APELAÇÃO CÍVEL. PREVIDENCIÁRIO E CIVIL. AÇÃO ACIDENTÁRIA. REQUERIMENTO ADMINISTRATIVO. BENEFÍCIO ANTERIOR. CESSAÇÃO HÁ MUITO. AUSÊNCIA. - EXTINÇÃO SEM MÉRITO NA ORIGEM. RECURSO DO AUTOR. (1) PRÉVIO REQUERIMENTO ADMINISTRATIVO. NECESSIDADE. TEMA 350/STF. BENEFÍCIO ANTERIOR CESSADO HÁ NOVE ANOS. PRETENSÃO RESISTIDA NÃO CONFIGURADA. FALTA DE INTERESSE DE AGIR. IRRESIGNAÇÃO AFASTADA. - O Supremo Tribunal Federal assentou, em sede de repercussão geral (Tema 350), que: a concessão de benefícios previdenciários depende de requerimento do interessado, mas na mesma oportunidade a tese fixada apresentou exceções à regra, como "na hipótese de pretensão de revisão, restabelecimento ou manutenção de benefício anteriormente concedido, considerando que o INSS tem o dever legal de conceder a prestação mais vantajosa possível, o pedido poderá ser formulado diretamente em juízo - salvo se depender da análise de matéria de fato ainda não levada ao conhecimento da Administração [...]" (RE 631240/MG, rel. Min Roberto Barroso, j. em 3-9-2014; destaquei). - In casu, o quadro de incapacidade arguido neste momento não foi submetido ao prévio conhecimento do INSS, pois o último benefício percebido cessou há mais de 9 (nove) anos - a contar do ajuizamento da ação. Assim, pelo longo lapso temporal transcorrido, necessário o requerimento administrativo atual a configurar o interesse processual do acionante. (2) HONORÁRIOS RECURSAIS. PRESSUPOSTOS AUSENTES. DESCABIMENTO. - Ausente um dos pressupostos processuais incidentes, qual seja, a fixação de honorários na origem, não se aplica a verba recursal. SENTENÇA MANTIDA. RECURSO DESPROVIDO. (TJSC, Apelação n. 5000593-13.2019.8.24.0008, do Tribunal de Justiça de Santa Catarina, rel. Henry Petry Junior, Segunda Câmara de Direito Público, j. 28-07-2020).
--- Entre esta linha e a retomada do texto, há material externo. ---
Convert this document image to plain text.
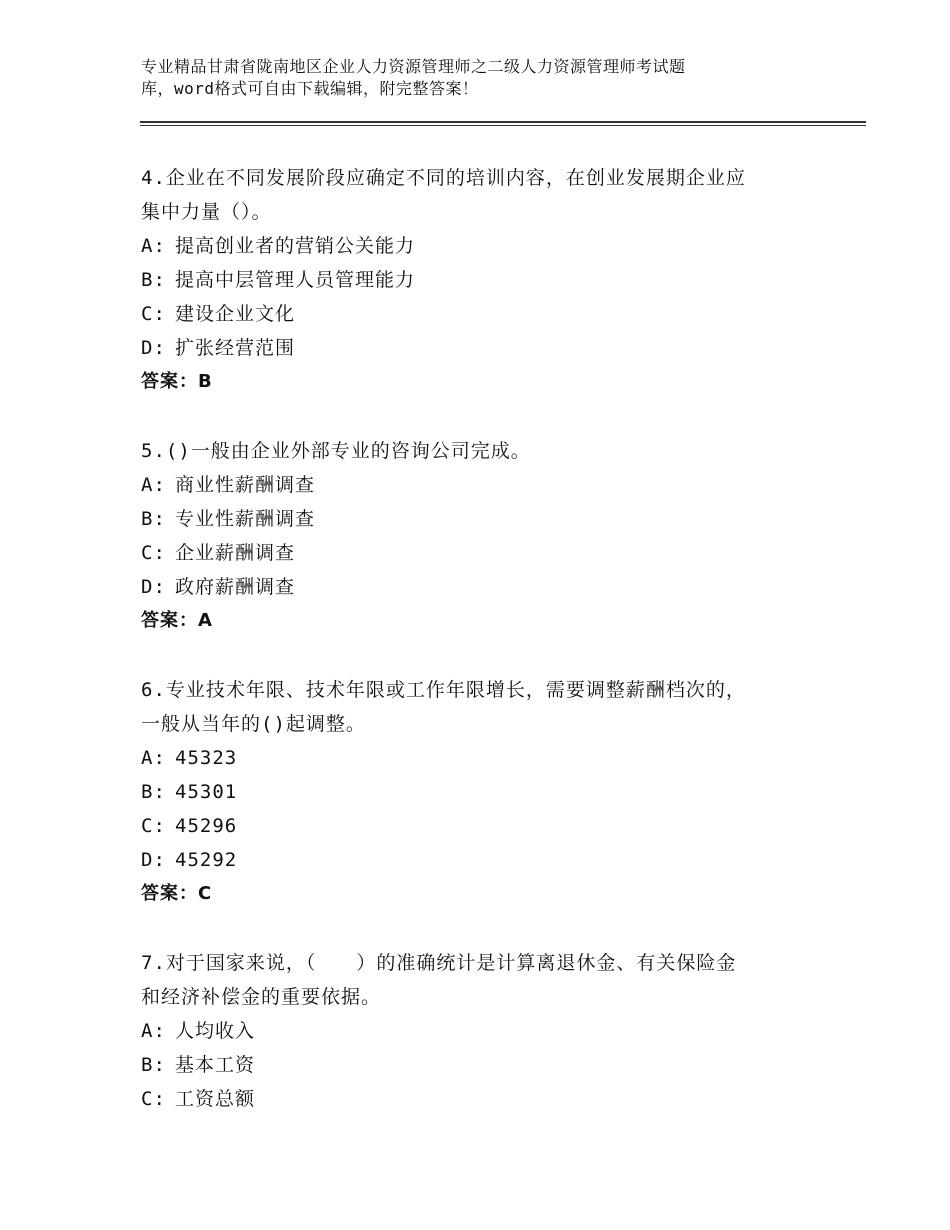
专业精品甘肃省陇南地区企业人力资源管理师之二级人力资源管理师考试题
库，word格式可自由下载编辑，附完整答案！
4.企业在不同发展阶段应确定不同的培训内容，在创业发展期企业应
集中力量（）。
A: 提高创业者的营销公关能力
B: 提高中层管理人员管理能力
C: 建设企业文化
D: 扩张经营范围
答案：B
5.()一般由企业外部专业的咨询公司完成。
A: 商业性薪酬调查
B: 专业性薪酬调查
C: 企业薪酬调查
D: 政府薪酬调查
答案：A
6.专业技术年限、技术年限或工作年限增长，需要调整薪酬档次的，
一般从当年的()起调整。
A: 45323
B: 45301
C: 45296
D: 45292
答案：C
7.对于国家来说，（　　）的准确统计是计算离退休金、有关保险金
和经济补偿金的重要依据。
A: 人均收入
B: 基本工资
C: 工资总额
[...] Diante do exposto, com fulcro no art. 485, VI, do Código de Processo Civil, JULGO EXTINTO o processo, sem resolução do mérito, em razão da falta de interesse de agir da parte autora.

Sem condenação da parte ativa ao pagamento das despesas processuais e de honorários advocatícios, em razão da isenção de sucumbência para as demandas acidentárias, estabelecida no art. 129, parágrafo único, da Lei 8.213/1991 (cf. Súmula 110/STJ: A isenção do pagamento de honorários advocatícios, nas ações acidentárias, é restrita ao segurado").
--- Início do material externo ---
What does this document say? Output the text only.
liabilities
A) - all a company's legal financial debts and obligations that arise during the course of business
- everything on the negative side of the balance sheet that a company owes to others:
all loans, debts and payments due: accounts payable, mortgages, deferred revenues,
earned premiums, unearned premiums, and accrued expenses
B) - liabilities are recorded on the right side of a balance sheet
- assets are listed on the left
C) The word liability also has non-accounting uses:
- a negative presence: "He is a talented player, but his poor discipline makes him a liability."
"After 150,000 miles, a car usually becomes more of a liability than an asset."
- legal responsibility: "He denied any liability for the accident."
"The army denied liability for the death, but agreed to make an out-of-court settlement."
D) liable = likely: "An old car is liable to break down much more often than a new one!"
Incabível, ainda, o ressarcimento dos honorários periciais, conforme entendimento do Tribunal de Justiça de Santa Catarina.

Irresignada, Bruna Schulz Moreira interpôs o recurso de Apelação Cível ora em análise, visando, inicialmente, o afastamento da preliminar de ausência de interesse agir, tendo em vista a prescindibilidade do prévio requerimento administrativo em hipóteses como a presente, nas quais o obreiro objetiva a concessão de auxílio-acidente precedido de auxílio-doença decorrente do mesmo fato e, em consequência, a desconstituição da sentença extintiva.

Também pugnou pelo acolhimento da sua pretensão. Nesse sentido, elucidou que se trata de causa madura para julgamento, ao passo que já foi concluída a fase instrutória, aplicando-se ao caso em comento o regramento previsto no art. 1.013, § 3º,do Código de Processo Civil.

Razão assiste à Apelante, conforme se verá a seguir.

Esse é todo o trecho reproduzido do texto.